In the year 1747 Benjamin Franklin proposed that there were not two types of fluids, but one, which could be present in excess or in defect. But he renamed the fluid “negative electricity” if it was lacking for equilibrium, and “positive electricity” for excess. These names persist to this day, but with a different understanding of the phenomenon than that of a fluid.
In 1780, Luigi Galvani, an Italian anatomist, observed for the first time that an electrical discharge on the legs of a dead frog produced contractions of the affected muscles. He tried exposing these muscles to the effects of a storm. To achieve this, he hung hooked frog legs on the fence of the house. But the contractions continued even after the storm had passed. Further inspection led him to see that the stimulation occurred when the muscle simultaneously touched two different metals.
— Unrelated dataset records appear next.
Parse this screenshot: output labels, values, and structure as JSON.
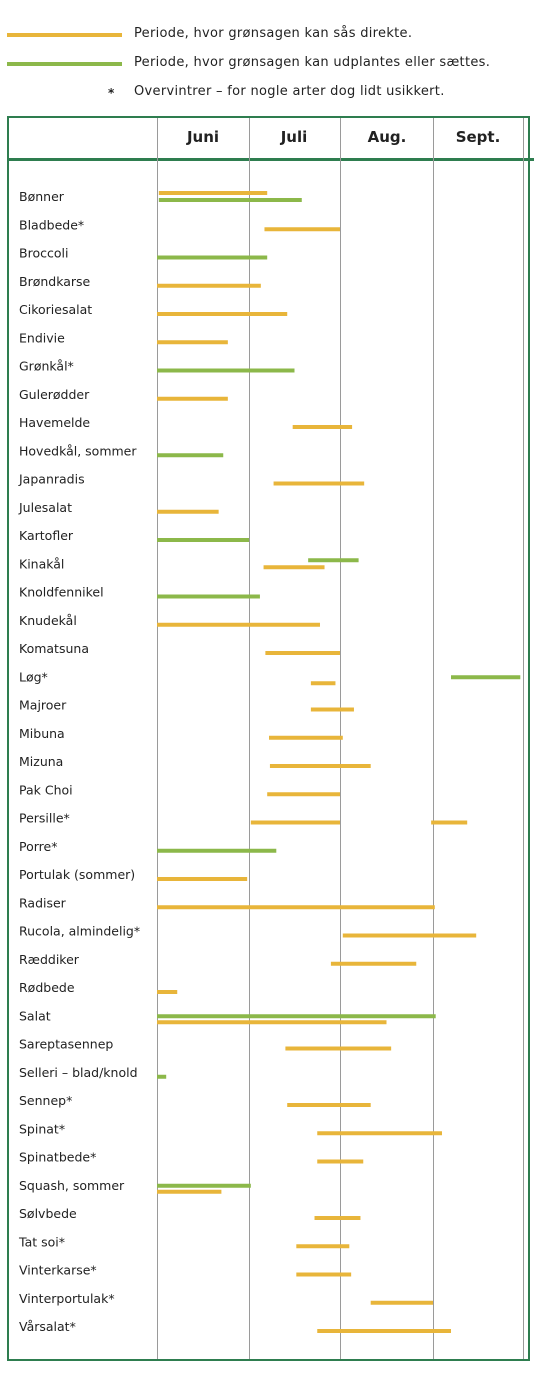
{
  "legend": {
    "items": [
      {
        "label": "Periode, hvor grønsagen kan sås direkte.",
        "color": "#e8b53a",
        "kind": "line"
      },
      {
        "label": "Periode, hvor grønsagen kan udplantes eller sættes.",
        "color": "#8cb84a",
        "kind": "line"
      },
      {
        "label": "Overvintrer – for nogle arter dog lidt usikkert.",
        "symbol": "*",
        "kind": "star"
      }
    ]
  },
  "chart_data": {
    "type": "gantt",
    "x_unit": "months",
    "months": [
      "Juni",
      "Juli",
      "Aug.",
      "Sept."
    ],
    "xlim": [
      0,
      4
    ],
    "colors": {
      "sow": "#e8b53a",
      "plant": "#8cb84a"
    },
    "rows": [
      {
        "name": "Bønner",
        "sow": [
          [
            0.02,
            1.2
          ]
        ],
        "plant": [
          [
            0.02,
            1.58
          ]
        ]
      },
      {
        "name": "Bladbede*",
        "sow": [
          [
            1.17,
            2.0
          ]
        ],
        "plant": []
      },
      {
        "name": "Broccoli",
        "sow": [],
        "plant": [
          [
            0.0,
            1.2
          ]
        ]
      },
      {
        "name": "Brøndkarse",
        "sow": [
          [
            0.0,
            1.13
          ]
        ],
        "plant": []
      },
      {
        "name": "Cikoriesalat",
        "sow": [
          [
            0.0,
            1.42
          ]
        ],
        "plant": []
      },
      {
        "name": "Endivie",
        "sow": [
          [
            0.0,
            0.77
          ]
        ],
        "plant": []
      },
      {
        "name": "Grønkål*",
        "sow": [],
        "plant": [
          [
            0.0,
            1.5
          ]
        ]
      },
      {
        "name": "Gulerødder",
        "sow": [
          [
            0.0,
            0.77
          ]
        ],
        "plant": []
      },
      {
        "name": "Havemelde",
        "sow": [
          [
            1.48,
            2.13
          ]
        ],
        "plant": []
      },
      {
        "name": "Hovedkål, sommer",
        "sow": [],
        "plant": [
          [
            0.0,
            0.72
          ]
        ]
      },
      {
        "name": "Japanradis",
        "sow": [
          [
            1.27,
            2.26
          ]
        ],
        "plant": []
      },
      {
        "name": "Julesalat",
        "sow": [
          [
            0.0,
            0.67
          ]
        ],
        "plant": []
      },
      {
        "name": "Kartofler",
        "sow": [],
        "plant": [
          [
            0.0,
            1.0
          ]
        ]
      },
      {
        "name": "Kinakål",
        "sow": [
          [
            1.16,
            1.83
          ]
        ],
        "plant": [
          [
            1.65,
            2.2
          ]
        ]
      },
      {
        "name": "Knoldfennikel",
        "sow": [],
        "plant": [
          [
            0.0,
            1.12
          ]
        ]
      },
      {
        "name": "Knudekål",
        "sow": [
          [
            0.0,
            1.78
          ]
        ],
        "plant": []
      },
      {
        "name": "Komatsuna",
        "sow": [
          [
            1.18,
            2.0
          ]
        ],
        "plant": []
      },
      {
        "name": "Løg*",
        "sow": [
          [
            1.68,
            1.95
          ]
        ],
        "plant": [
          [
            3.2,
            3.97
          ]
        ]
      },
      {
        "name": "Majroer",
        "sow": [
          [
            1.68,
            2.15
          ]
        ],
        "plant": []
      },
      {
        "name": "Mibuna",
        "sow": [
          [
            1.22,
            2.03
          ]
        ],
        "plant": []
      },
      {
        "name": "Mizuna",
        "sow": [
          [
            1.23,
            2.33
          ]
        ],
        "plant": []
      },
      {
        "name": "Pak Choi",
        "sow": [
          [
            1.2,
            2.0
          ]
        ],
        "plant": []
      },
      {
        "name": "Persille*",
        "sow": [
          [
            1.02,
            2.0
          ],
          [
            2.98,
            3.38
          ]
        ],
        "plant": []
      },
      {
        "name": "Porre*",
        "sow": [],
        "plant": [
          [
            0.0,
            1.3
          ]
        ]
      },
      {
        "name": "Portulak (sommer)",
        "sow": [
          [
            0.0,
            0.98
          ]
        ],
        "plant": []
      },
      {
        "name": "Radiser",
        "sow": [
          [
            0.0,
            3.02
          ]
        ],
        "plant": []
      },
      {
        "name": "Rucola, almindelig*",
        "sow": [
          [
            2.03,
            3.48
          ]
        ],
        "plant": []
      },
      {
        "name": "Ræddiker",
        "sow": [
          [
            1.9,
            2.82
          ]
        ],
        "plant": []
      },
      {
        "name": "Rødbede",
        "sow": [
          [
            0.0,
            0.22
          ]
        ],
        "plant": []
      },
      {
        "name": "Salat",
        "sow": [
          [
            0.0,
            2.5
          ]
        ],
        "plant": [
          [
            0.0,
            3.03
          ]
        ]
      },
      {
        "name": "Sareptasennep",
        "sow": [
          [
            1.4,
            2.55
          ]
        ],
        "plant": []
      },
      {
        "name": "Selleri – blad/knold",
        "sow": [],
        "plant": [
          [
            0.0,
            0.1
          ]
        ]
      },
      {
        "name": "Sennep*",
        "sow": [
          [
            1.42,
            2.33
          ]
        ],
        "plant": []
      },
      {
        "name": "Spinat*",
        "sow": [
          [
            1.75,
            3.1
          ]
        ],
        "plant": []
      },
      {
        "name": "Spinatbede*",
        "sow": [
          [
            1.75,
            2.25
          ]
        ],
        "plant": []
      },
      {
        "name": "Squash, sommer",
        "sow": [
          [
            0.0,
            0.7
          ]
        ],
        "plant": [
          [
            0.0,
            1.02
          ]
        ]
      },
      {
        "name": "Sølvbede",
        "sow": [
          [
            1.72,
            2.22
          ]
        ],
        "plant": []
      },
      {
        "name": "Tat soi*",
        "sow": [
          [
            1.52,
            2.1
          ]
        ],
        "plant": []
      },
      {
        "name": "Vinterkarse*",
        "sow": [
          [
            1.52,
            2.12
          ]
        ],
        "plant": []
      },
      {
        "name": "Vinterportulak*",
        "sow": [
          [
            2.33,
            3.0
          ]
        ],
        "plant": []
      },
      {
        "name": "Vårsalat*",
        "sow": [
          [
            1.75,
            3.2
          ]
        ],
        "plant": []
      }
    ]
  }
}
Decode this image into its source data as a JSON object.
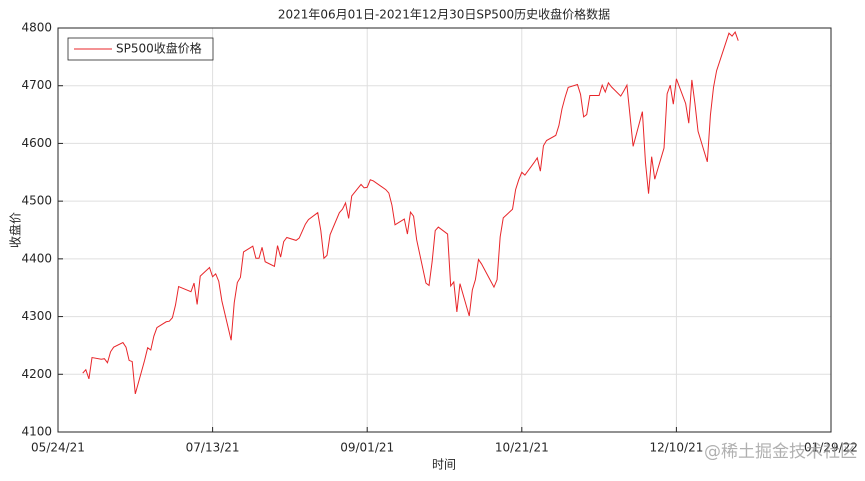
{
  "chart_data": {
    "type": "line",
    "title": "2021年06月01日-2021年12月30日SP500历史收盘价格数据",
    "x_label": "时间",
    "y_label": "收盘价",
    "watermark": "@稀土掘金技术社区",
    "legend": "northwest",
    "grid": true,
    "xlim": [
      "2021-05-24",
      "2022-01-29"
    ],
    "xticks": [
      {
        "value": "2021-05-24",
        "label": "05/24/21"
      },
      {
        "value": "2021-07-13",
        "label": "07/13/21"
      },
      {
        "value": "2021-09-01",
        "label": "09/01/21"
      },
      {
        "value": "2021-10-21",
        "label": "10/21/21"
      },
      {
        "value": "2021-12-10",
        "label": "12/10/21"
      },
      {
        "value": "2022-01-29",
        "label": "01/29/22"
      }
    ],
    "ylim": [
      4100,
      4800
    ],
    "yticks": [
      4100,
      4200,
      4300,
      4400,
      4500,
      4600,
      4700,
      4800
    ],
    "x": [
      "2021-06-01",
      "2021-06-02",
      "2021-06-03",
      "2021-06-04",
      "2021-06-07",
      "2021-06-08",
      "2021-06-09",
      "2021-06-10",
      "2021-06-11",
      "2021-06-14",
      "2021-06-15",
      "2021-06-16",
      "2021-06-17",
      "2021-06-18",
      "2021-06-21",
      "2021-06-22",
      "2021-06-23",
      "2021-06-24",
      "2021-06-25",
      "2021-06-28",
      "2021-06-29",
      "2021-06-30",
      "2021-07-01",
      "2021-07-02",
      "2021-07-06",
      "2021-07-07",
      "2021-07-08",
      "2021-07-09",
      "2021-07-12",
      "2021-07-13",
      "2021-07-14",
      "2021-07-15",
      "2021-07-16",
      "2021-07-19",
      "2021-07-20",
      "2021-07-21",
      "2021-07-22",
      "2021-07-23",
      "2021-07-26",
      "2021-07-27",
      "2021-07-28",
      "2021-07-29",
      "2021-07-30",
      "2021-08-02",
      "2021-08-03",
      "2021-08-04",
      "2021-08-05",
      "2021-08-06",
      "2021-08-09",
      "2021-08-10",
      "2021-08-11",
      "2021-08-12",
      "2021-08-13",
      "2021-08-16",
      "2021-08-17",
      "2021-08-18",
      "2021-08-19",
      "2021-08-20",
      "2021-08-23",
      "2021-08-24",
      "2021-08-25",
      "2021-08-26",
      "2021-08-27",
      "2021-08-30",
      "2021-08-31",
      "2021-09-01",
      "2021-09-02",
      "2021-09-03",
      "2021-09-07",
      "2021-09-08",
      "2021-09-09",
      "2021-09-10",
      "2021-09-13",
      "2021-09-14",
      "2021-09-15",
      "2021-09-16",
      "2021-09-17",
      "2021-09-20",
      "2021-09-21",
      "2021-09-22",
      "2021-09-23",
      "2021-09-24",
      "2021-09-27",
      "2021-09-28",
      "2021-09-29",
      "2021-09-30",
      "2021-10-01",
      "2021-10-04",
      "2021-10-05",
      "2021-10-06",
      "2021-10-07",
      "2021-10-08",
      "2021-10-11",
      "2021-10-12",
      "2021-10-13",
      "2021-10-14",
      "2021-10-15",
      "2021-10-18",
      "2021-10-19",
      "2021-10-20",
      "2021-10-21",
      "2021-10-22",
      "2021-10-25",
      "2021-10-26",
      "2021-10-27",
      "2021-10-28",
      "2021-10-29",
      "2021-11-01",
      "2021-11-02",
      "2021-11-03",
      "2021-11-04",
      "2021-11-05",
      "2021-11-08",
      "2021-11-09",
      "2021-11-10",
      "2021-11-11",
      "2021-11-12",
      "2021-11-15",
      "2021-11-16",
      "2021-11-17",
      "2021-11-18",
      "2021-11-19",
      "2021-11-22",
      "2021-11-23",
      "2021-11-24",
      "2021-11-26",
      "2021-11-29",
      "2021-11-30",
      "2021-12-01",
      "2021-12-02",
      "2021-12-03",
      "2021-12-06",
      "2021-12-07",
      "2021-12-08",
      "2021-12-09",
      "2021-12-10",
      "2021-12-13",
      "2021-12-14",
      "2021-12-15",
      "2021-12-16",
      "2021-12-17",
      "2021-12-20",
      "2021-12-21",
      "2021-12-22",
      "2021-12-23",
      "2021-12-27",
      "2021-12-28",
      "2021-12-29",
      "2021-12-30"
    ],
    "series": [
      {
        "name": "SP500收盘价格",
        "color": "#e8262a",
        "values": [
          4202,
          4208,
          4192,
          4229,
          4226,
          4227,
          4220,
          4239,
          4247,
          4255,
          4247,
          4224,
          4222,
          4166,
          4224,
          4246,
          4242,
          4266,
          4281,
          4291,
          4292,
          4298,
          4320,
          4352,
          4343,
          4358,
          4321,
          4370,
          4385,
          4369,
          4374,
          4361,
          4327,
          4259,
          4324,
          4359,
          4368,
          4412,
          4422,
          4401,
          4401,
          4420,
          4395,
          4387,
          4423,
          4403,
          4430,
          4437,
          4432,
          4436,
          4448,
          4460,
          4468,
          4480,
          4449,
          4401,
          4406,
          4442,
          4480,
          4486,
          4497,
          4470,
          4509,
          4529,
          4523,
          4524,
          4537,
          4535,
          4520,
          4514,
          4493,
          4459,
          4469,
          4443,
          4481,
          4474,
          4433,
          4358,
          4354,
          4395,
          4449,
          4455,
          4443,
          4353,
          4360,
          4308,
          4357,
          4301,
          4346,
          4364,
          4399,
          4391,
          4361,
          4351,
          4364,
          4438,
          4471,
          4486,
          4520,
          4537,
          4550,
          4545,
          4567,
          4575,
          4552,
          4596,
          4605,
          4614,
          4631,
          4660,
          4680,
          4697,
          4702,
          4685,
          4646,
          4650,
          4683,
          4683,
          4701,
          4689,
          4705,
          4698,
          4682,
          4691,
          4701,
          4595,
          4655,
          4567,
          4513,
          4577,
          4538,
          4592,
          4686,
          4701,
          4668,
          4712,
          4669,
          4635,
          4710,
          4669,
          4621,
          4568,
          4649,
          4697,
          4726,
          4791,
          4786,
          4793,
          4778
        ]
      }
    ]
  }
}
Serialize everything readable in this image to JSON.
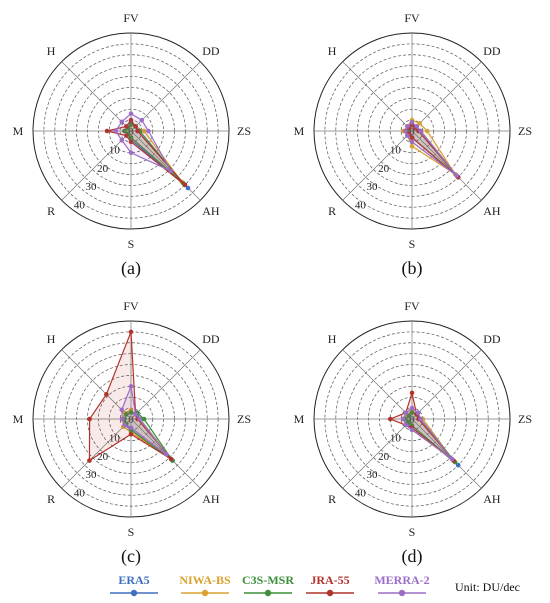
{
  "unit_label": "Unit: DU/dec",
  "chart_data": [
    {
      "type": "radar",
      "panel": "(a)",
      "axes": [
        "FV",
        "DD",
        "ZS",
        "AH",
        "S",
        "R",
        "M",
        "H"
      ],
      "ticks": [
        10,
        20,
        30,
        40
      ],
      "rlim": [
        0,
        45
      ],
      "grid": true,
      "series": [
        {
          "name": "ERA5",
          "values": [
            4,
            3,
            3,
            37,
            4,
            2,
            3,
            2
          ]
        },
        {
          "name": "NIWA-BS",
          "values": [
            3,
            3,
            6,
            33,
            3,
            2,
            3,
            2
          ]
        },
        {
          "name": "C3S-MSR",
          "values": [
            3,
            3,
            4,
            34,
            3,
            2,
            3,
            2
          ]
        },
        {
          "name": "JRA-55",
          "values": [
            5,
            3,
            3,
            35,
            5,
            3,
            11,
            3
          ]
        },
        {
          "name": "MERRA-2",
          "values": [
            8,
            7,
            8,
            26,
            10,
            6,
            7,
            6
          ]
        }
      ]
    },
    {
      "type": "radar",
      "panel": "(b)",
      "axes": [
        "FV",
        "DD",
        "ZS",
        "AH",
        "S",
        "R",
        "M",
        "H"
      ],
      "ticks": [
        10,
        20,
        30,
        40
      ],
      "rlim": [
        0,
        45
      ],
      "grid": true,
      "series": [
        {
          "name": "ERA5",
          "values": [
            3,
            3,
            4,
            30,
            3,
            2,
            3,
            2
          ]
        },
        {
          "name": "NIWA-BS",
          "values": [
            5,
            5,
            7,
            28,
            7,
            3,
            4,
            3
          ]
        },
        {
          "name": "C3S-MSR",
          "values": [
            3,
            2,
            3,
            29,
            3,
            2,
            2,
            2
          ]
        },
        {
          "name": "JRA-55",
          "values": [
            3,
            2,
            3,
            30,
            3,
            2,
            3,
            2
          ]
        },
        {
          "name": "MERRA-2",
          "values": [
            4,
            3,
            4,
            29,
            5,
            3,
            3,
            3
          ]
        }
      ]
    },
    {
      "type": "radar",
      "panel": "(c)",
      "axes": [
        "FV",
        "DD",
        "ZS",
        "AH",
        "S",
        "R",
        "M",
        "H"
      ],
      "ticks": [
        10,
        20,
        30,
        40
      ],
      "rlim": [
        0,
        45
      ],
      "grid": true,
      "series": [
        {
          "name": "ERA5",
          "values": [
            3,
            4,
            4,
            27,
            5,
            4,
            3,
            3
          ]
        },
        {
          "name": "NIWA-BS",
          "values": [
            4,
            3,
            4,
            26,
            6,
            5,
            4,
            4
          ]
        },
        {
          "name": "C3S-MSR",
          "values": [
            3,
            4,
            6,
            27,
            5,
            3,
            3,
            3
          ]
        },
        {
          "name": "JRA-55",
          "values": [
            40,
            3,
            3,
            26,
            7,
            27,
            19,
            16
          ]
        },
        {
          "name": "MERRA-2",
          "values": [
            15,
            3,
            4,
            23,
            4,
            4,
            4,
            6
          ]
        }
      ]
    },
    {
      "type": "radar",
      "panel": "(d)",
      "axes": [
        "FV",
        "DD",
        "ZS",
        "AH",
        "S",
        "R",
        "M",
        "H"
      ],
      "ticks": [
        10,
        20,
        30,
        40
      ],
      "rlim": [
        0,
        45
      ],
      "grid": true,
      "series": [
        {
          "name": "ERA5",
          "values": [
            3,
            3,
            3,
            30,
            4,
            3,
            3,
            2
          ]
        },
        {
          "name": "NIWA-BS",
          "values": [
            4,
            3,
            5,
            27,
            5,
            4,
            4,
            3
          ]
        },
        {
          "name": "C3S-MSR",
          "values": [
            3,
            3,
            4,
            28,
            3,
            2,
            3,
            2
          ]
        },
        {
          "name": "JRA-55",
          "values": [
            12,
            3,
            3,
            27,
            4,
            4,
            10,
            4
          ]
        },
        {
          "name": "MERRA-2",
          "values": [
            5,
            4,
            4,
            26,
            5,
            4,
            4,
            4
          ]
        }
      ]
    }
  ],
  "legend": [
    {
      "name": "ERA5",
      "color": "#3f6fc0"
    },
    {
      "name": "NIWA-BS",
      "color": "#d9a230"
    },
    {
      "name": "C3S-MSR",
      "color": "#3d8f3a"
    },
    {
      "name": "JRA-55",
      "color": "#b1332c"
    },
    {
      "name": "MERRA-2",
      "color": "#9c6dc7"
    }
  ]
}
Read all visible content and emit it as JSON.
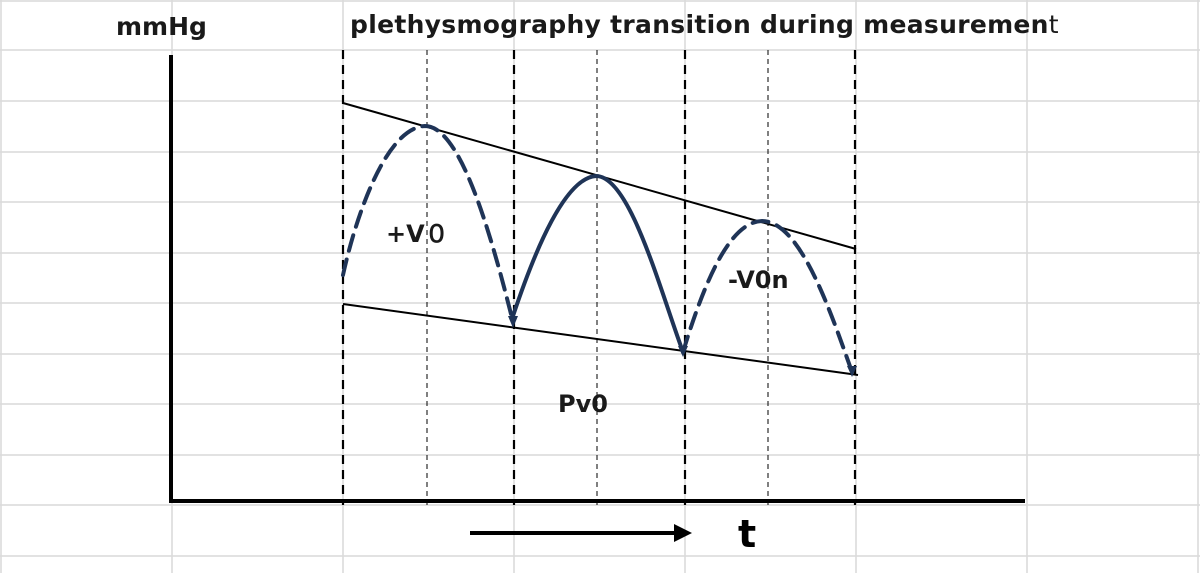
{
  "diagram": {
    "unit_label": "mmHg",
    "title_main": "plethysmography transition during measuremen",
    "title_suffix": "t",
    "labels": {
      "plus_v0": "+V０",
      "minus_v0n": "-V0n",
      "pv0": "Pv0",
      "time_axis": "t"
    },
    "colors": {
      "curve": "#1f3457",
      "axis": "#000000",
      "grid": "#d9d9d9",
      "envelope": "#000000"
    },
    "curve_styles": [
      "dashed",
      "solid",
      "dashed"
    ]
  }
}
Luigi Galvani believed that the electricity thus produced was generated in the muscle, an observation that turned out to be wrong, but he would not be the one to discover the error.
XIX century
Twenty years later, in 1800, Alessandro G. Volta assumed the opposite, that is, it was the contact between dissimilar metals that generated electricity. This idea was the beginning of a great revolution on the subject. This hypothesis could be immediately verified and allowed him two great advances:
- Build the first electricity-generating chemical device, which he called an electric battery, today called a battery.
- Obtain a continuous and sufficiently stable current for the first time in history. No longer depended on static.
The first pile of Alessandro G. Volta was being perfected. In 1836 it was improved by the British John Daniell (1790 – 1845), who achieved greater stability and durability.
Before this, in 1820, there had been a great leap in understanding about the relationship between electricity and magnetism. In that year the Danish physicist Hans Christian Oersted showed that a current generated a magnetic field. Following this discovery, André-Marie Ampèreshowed that a solenoid (wire wound in the form of a spring) considerably increased the generated magnetic field, in direct proportion to the number of turns the wire was turned.
Thus, from the pile of Alessandro G. Volta, which allowed working with a current, the discoveries were unleashed quickly.
Discoveries
- 1821: (The year after Oersted’s discovery). Michael Faraday, another important man for science, contributed the fundamental idea of modern physics, for the first time to describe an electromagnetic force it was spoken of field.
- 1823: William Sturgeon, taking advantage of the effect of solenoids, invented the electromagnet. The first of them was able to lift a weight of 4 kg.
- 1827: George Simon Ohm defined electrical resistance and proposed the law that bears his name: Ohm’s Law.
- 1831: Michael Faraday develops the transformer and the electric generator. Joseph Henry creates the electric motor and develops an electromagnet that lifts a ton of iron.
- 1883: Nikola Tesla develops a motor that could work with alternating current and no longer with direct current. Tomas Alva Edison was against the use of that current, but his efforts were in vain.
The task of continuing to describe the advances so far in electricity or its subsequent technological applications would be monumental. But it would not be an exaggeration if it were said that the current civilization would return to a primitive state if there was no knowledge of this form of energy, because for this the passage of the pistol of Alessandro G. Volta, forerunner of the spark plugs, was needed.